Auch die Hauptfigur von "Dunkler Gefährte" ist wie Royce Mitte fünfzig, aber aus ganz anderem, indischstämmigen Holz geschnitzt. Banerjhee Rolf ist ohne Verschulden nach vierzehn Jahren im Dienste einer Biotech-Firma in den "unfreiwilligen Ruhestand" versetzt worden. Man kennt das: Übernahme durch Private Equity, "Fett abschneiden", sagt die Arbeitsdirektorin. Der Pharmakologe, Leiter der Qualitätskontrolle, fällt mitsamt seiner Abteilung einer Umstrukturierung zum Opfer. Um ein Burn-out zu vermeiden, nimmt er die Abfindung, die nicht weit trägt. Die Hypothek aufs Haus ist nicht abbezahlt, der Sohn studiert in Chicago. Ein normales Mittelklasseschicksal, ausgemustert ohne weitere Verwendung.
BJ, wie ihn sein Nachbar Toby Price respektlos nennt, liebt seine Frau, Astronomie, Wahrscheinlichkeitsrechnung und seinen Garten. Er wiederum hält seinen Nachbarn und dessen Beilage, die spärlich bekleidete Esme, für ein Dealerpaar. Auch, weil der Lottofanatiker Toby angibt, seine Ostküstenfamilie habe ihn mit Geld dazu überredet, in Kalifornien zu leben. Er hat neuerdings beunruhigende Televisionen. Der Pornokanal, den er ganztägig eingeschaltet hat, wird Ziel eines Kabelpiraten, der Anti-Islam-Schmähreden sendet - das weiße Rauschen eines sich totlaufenden Systems namens Vereinigte Staaten, immer gut für eine Verschwörungstheorie.
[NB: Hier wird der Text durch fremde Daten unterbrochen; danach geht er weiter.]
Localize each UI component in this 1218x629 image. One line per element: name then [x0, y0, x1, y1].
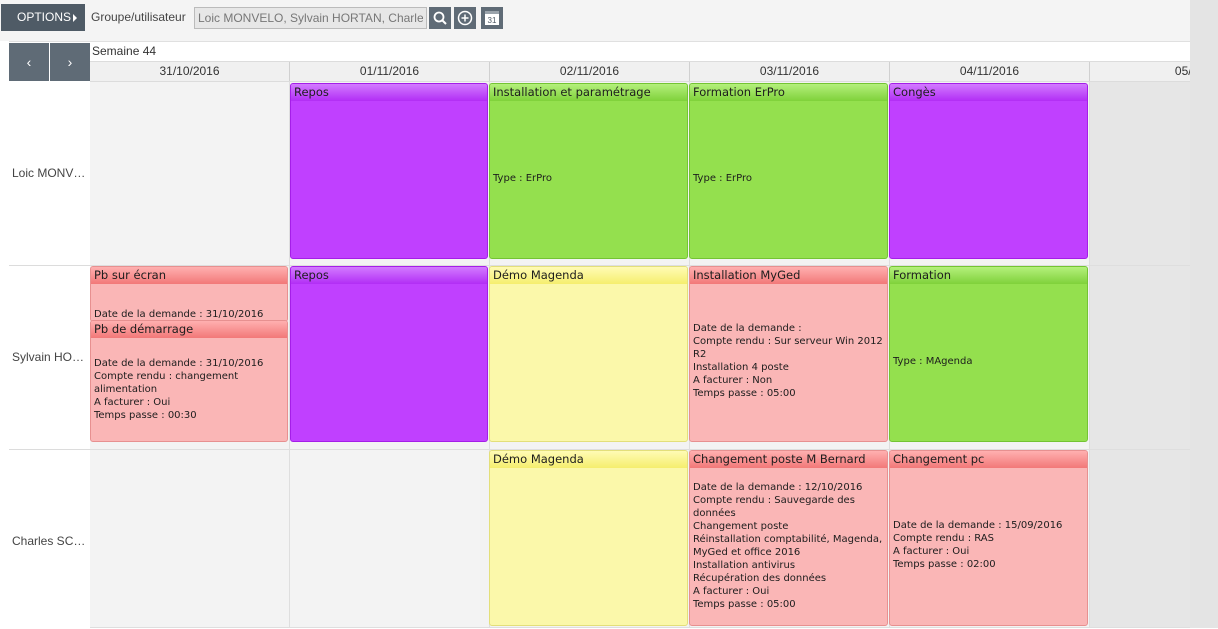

Als Banerjhees Frau für zwei Wochen nach Chicago reist, rückt die unerhörte Begebenheit näher. Bei einem nächtlichen Gelage, zu welchem ihn die Nachbarn drängen, erscheinen plötzlich zwei bewaffnete Männer. Das geschieht auf Seite 131, sechzig Seiten vor dem Ende. Bis dahin hat sich im Sinne des Kriminalromans nicht viel begeben. Mit welcher Wucht der dann hereinbricht und wie Nisbet ihn zu einem wahnwitzigen Ende führt, ist großartig. Man sieht nicht nur dabei zu, wie eine Existenz aus den Fugen gerät, sondern auch dabei, wie der Betroffene diese Ausweglosigkeit rational begründet. Wie unter dem Brennglas schließlich das Finale in Las Vegas. Wer glaubt, Roulette sei literarisch ein erledigtes Genre, erlebt hier sein blaues Wunder.
HANNES HINTERMEIER.
Jim Nisbet: "Tödliche Injektion". Roman.
Aus dem Amerikanischen von Angelika Müller. Verlag Pulp Master, Berlin 2010. 233 S., br., 12,80 [Euro].